Previously, Chancellor Angela Merkel defended Nord Stream 2 as a purely commercial project. But in April, during a joint press conference with Ukrainian President Petro Poroshenko in Berlin, she said that Nord Stream 2 “is not possible without clarity on the future transit role of Ukraine.”
That was viewed as a promise that Germany would not allow Russian President Vladimir Putin to exclude Ukraine from Europe’s gas transmission infrastructure.
Still, many doubt that Merkel can fulfill this promise, and Putin has certainly made no commitments. While meeting with the chancellor near Berlin on Aug. 18, the Russian leader said only that “supplies will continue if they are economically viable.”
Westphal believes that some continued Ukrainian transit may be possible, particularly because the Ukrainian corridor has transmitted record volumes of gas during the heating season for the past eight years.
But she thinks expectations are overly inflated. “Russia wants quite minimal volumes of transit, and Ukraine is asking for the maximum,” she says.
German logic
The U.N. General Assembly wasn’t the first place where Trump has criticized Germany’s support of Nord Stream 2. During a July 11 breakfast meeting with NATO Secretary Jens Stoltenberg in Brussels, the U.S. president lashed out at Berlin for making “a massive oil and gas deal with Russia, when you’re supposed to be guarding against Russia.”

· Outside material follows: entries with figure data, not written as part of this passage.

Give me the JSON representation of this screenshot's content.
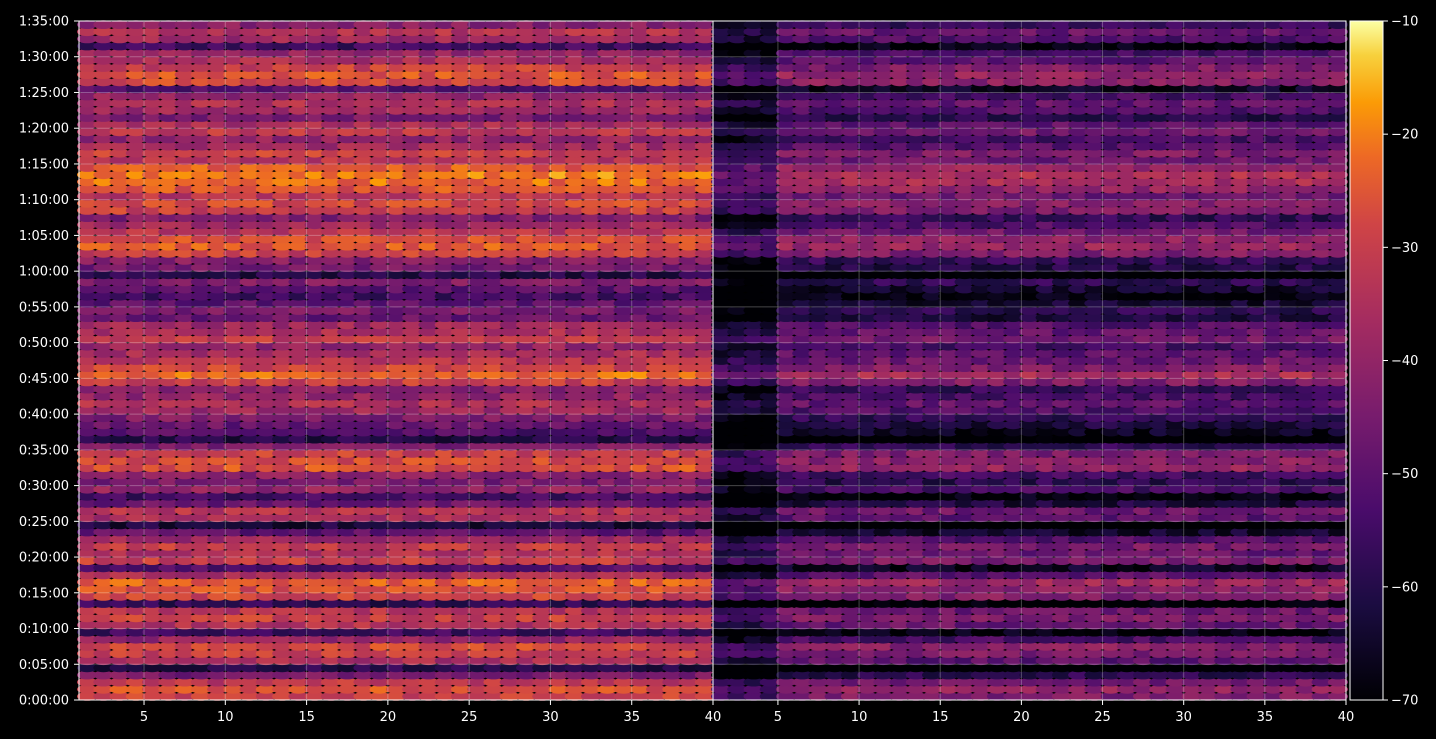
{
  "chart_data": {
    "type": "heatmap",
    "title": "",
    "xlabel": "",
    "ylabel": "",
    "colormap": "inferno",
    "background": "#000000",
    "grid": true,
    "grid_color": "#ffffff",
    "panels": [
      {
        "name": "",
        "xlim": [
          1,
          40
        ],
        "x_ticks": [
          5,
          10,
          15,
          20,
          25,
          30,
          35,
          40
        ],
        "x_tick_labels": [
          "5",
          "10",
          "15",
          "20",
          "25",
          "30",
          "35",
          "40"
        ]
      },
      {
        "name": "",
        "xlim": [
          1,
          40
        ],
        "x_ticks": [
          5,
          10,
          15,
          20,
          25,
          30,
          35,
          40
        ],
        "x_tick_labels": [
          "5",
          "10",
          "15",
          "20",
          "25",
          "30",
          "35",
          "40"
        ]
      }
    ],
    "y_axis": {
      "unit": "time",
      "ylim_seconds": [
        0,
        5700
      ],
      "tick_seconds": [
        0,
        300,
        600,
        900,
        1200,
        1500,
        1800,
        2100,
        2400,
        2700,
        3000,
        3300,
        3600,
        3900,
        4200,
        4500,
        4800,
        5100,
        5400,
        5700
      ],
      "tick_labels": [
        "0:00:00",
        "0:05:00",
        "0:10:00",
        "0:15:00",
        "0:20:00",
        "0:25:00",
        "0:30:00",
        "0:35:00",
        "0:40:00",
        "0:45:00",
        "0:50:00",
        "0:55:00",
        "1:00:00",
        "1:05:00",
        "1:10:00",
        "1:15:00",
        "1:20:00",
        "1:25:00",
        "1:30:00",
        "1:35:00"
      ]
    },
    "colorbar": {
      "vmin": -70,
      "vmax": -10,
      "ticks": [
        -70,
        -60,
        -50,
        -40,
        -30,
        -20,
        -10
      ],
      "tick_labels": [
        "−70",
        "−60",
        "−50",
        "−40",
        "−30",
        "−20",
        "−10"
      ]
    },
    "row_profile_left": {
      "description_free_data": true,
      "rows_per_block": 95,
      "levels": [
        -30,
        -26,
        -32,
        -45,
        -60,
        -36,
        -30,
        -28,
        -40,
        -55,
        -34,
        -30,
        -33,
        -58,
        -29,
        -27,
        -24,
        -36,
        -52,
        -30,
        -34,
        -31,
        -38,
        -50,
        -62,
        -36,
        -33,
        -48,
        -55,
        -40,
        -45,
        -41,
        -26,
        -28,
        -30,
        -44,
        -60,
        -52,
        -48,
        -44,
        -38,
        -35,
        -40,
        -43,
        -30,
        -22,
        -29,
        -33,
        -36,
        -40,
        -31,
        -35,
        -38,
        -48,
        -45,
        -50,
        -55,
        -50,
        -44,
        -60,
        -46,
        -43,
        -30,
        -25,
        -27,
        -33,
        -38,
        -44,
        -30,
        -28,
        -33,
        -26,
        -22,
        -20,
        -25,
        -33,
        -30,
        -37,
        -40,
        -32,
        -36,
        -45,
        -38,
        -35,
        -40,
        -52,
        -28,
        -26,
        -30,
        -36,
        -40,
        -55,
        -38,
        -34,
        -42
      ],
      "levels_right_offset": -14
    }
  }
}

But Germany doesn’t see its actions that way. “Germany has been instrumental and very strategic in pushing sanctions forward with Russia,” Westphal says.
She believes that Berlin is taking a dual strategy: maintaining sanctions while simultaneously attempting to continue cooperation with Moscow.
And Meister notes that German society is divided on Russia. The country’s Russia policy has changed significantly since Moscow invaded Ukraine in 2014.
But certain political circles and the business community have an interest in continued engagement and trade with Russia, and they support Nord Stream 2.
Meister suggests that Merkel thought letting the pipeline go forward could appease these people. But she underestimated the effect it will have on Ukraine and the reaction of the EU. Still, even among the experts, the pipeline’s effect is far from a point of consensus.
Westphal says she sees the business logic in the pipeline. She also notes that Ukraine’s high and unpredictable transit tariffs — as well as its failure to reform its energy system — support the logic of building Nord Stream 2.
And she believes that the less controversial Turk Stream pipeline, currently under rapid construction, might deliver an even bigger blow to Ukrainian transit.
But she also recognizes that, for Russia, the pipeline has a strong geopolitical dimension and is intended to bypass Ukraine, something she considers a problem.
Westphal says that she personally is struggling to understand how to relate to Nord Stream 2. “I think it’s a tragedy for Germany, because it’s really driving a wedge into the EU,” she added. Meanwhile, Meister sees the value judgement here as more straightforward.
If one wants to strengthen Russia, doesn’t care about Ukraine, and just wants to do business, they can build Nord Stream 2, he says. “But if you have a serious conflict with Russia, really have a problem with the Putin system, and want to strengthen Ukraine, I think you should not build the pipeline.”